If you’re interested in politics, statistics, or even baseball, I think you’ll enjoy the New York profile of Silver, which came out before the election was decided. For a bit of after-the-fact analysis, check out this New York Times article from November 9. In any case, Nate Silver is a kind of nerd hero for me: a man whose statistical superpowers brought him to national prominence. Let’s hear it for math!

Comments (11)
  1. I can’t help but think: He predicted Obama would win…? He needed statistical analysis for that? I haven’t seen such a slam dunk since Reagan’s second run/win!

  2. Jeff – it’s the details of the win that mattered. He predicted state by state totals, electoral college votes, and popular vote — all quite accurately.

  3. Not to mention he was picking Obama way before anyone else was picking him to win (when everyone thought Hillary was going to run away with it).

  4. I’d be curious to know if Silver’s political statistical models take into account the influence (if any) of his published results on public opinion and, subsequently, on the polls themselves.

  5. I watched his site all through the election. It was spectacular. For any nay-sayers out there, he took statistical data from all the major polls, so there was no way he was slanted (toward his own political leanings).

    Plus, unless I’m mistaken, didn’t he predict the exact number of electoral votes that Obama actually won? (He may have been off by one or two.) That is very impressive.

    Check out the site. It’s really cool.

  6. @Kikadee – yeah, that’s a good question. I think he was on TV a fair bit towards the end of the campaign, so it’s likely that his own quasi-journalism/analyst discussion influenced the electorate. I’m also really curious what his readership was — were they all lefties enjoying the good news? Or did he have bipartisan appeal?

    It’s also possible that his own discussion of pollster methodology changed their methodology, though I don’t recall a specific incident of that.

  7. Mike he was off by 1 electoral vote, the nebraska split vote kept him from being perfect.

  8. I watched his site all through the election. It was spectacular. It’s also possible that his own discussion of pollster methodology changed their methodology, though I don’t recall a specific incident of that.

  9. I can’t believe this.
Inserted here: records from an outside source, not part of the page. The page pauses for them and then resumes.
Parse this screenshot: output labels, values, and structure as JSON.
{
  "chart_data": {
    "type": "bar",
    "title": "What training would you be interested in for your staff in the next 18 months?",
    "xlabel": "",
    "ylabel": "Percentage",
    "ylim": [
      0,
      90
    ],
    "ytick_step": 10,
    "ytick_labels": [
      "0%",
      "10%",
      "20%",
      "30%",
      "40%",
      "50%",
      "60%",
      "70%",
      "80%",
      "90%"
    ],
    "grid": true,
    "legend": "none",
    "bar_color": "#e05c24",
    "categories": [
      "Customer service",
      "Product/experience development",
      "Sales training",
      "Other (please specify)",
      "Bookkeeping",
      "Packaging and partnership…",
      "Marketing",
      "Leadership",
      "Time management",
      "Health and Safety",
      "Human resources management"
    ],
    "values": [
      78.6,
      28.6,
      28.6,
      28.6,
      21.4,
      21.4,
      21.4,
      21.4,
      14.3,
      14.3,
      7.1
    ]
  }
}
I KNOW Nate Silver– we grew up together– I was friends with his little sister, and my brother was friends with him. I guess I knew he was smart, but I had no idea. I just phoned my mother to tell her about this article and she said, “I always told his mom he’d be president some day.”

  10. Yeah, it wasn’t too hard to guess that Obama would be elected. It seemed like everyone was in love with him from early on, and that certainly helped.

    In my government class, we did a questionnaire about the incumbent party that, if it got a majority of “no’s,” would mean they would lose. Sure enough, they lost–but only by a slight margin.

    All that is fine and well, but to prove it with statistics, and to come close to the actual results? That’s impressive.

    reCaptcha: usually here

  11. More and more I keep thinking maybe I should take a statistics class. Maybe Heinlein was right: It all comes down to numbers.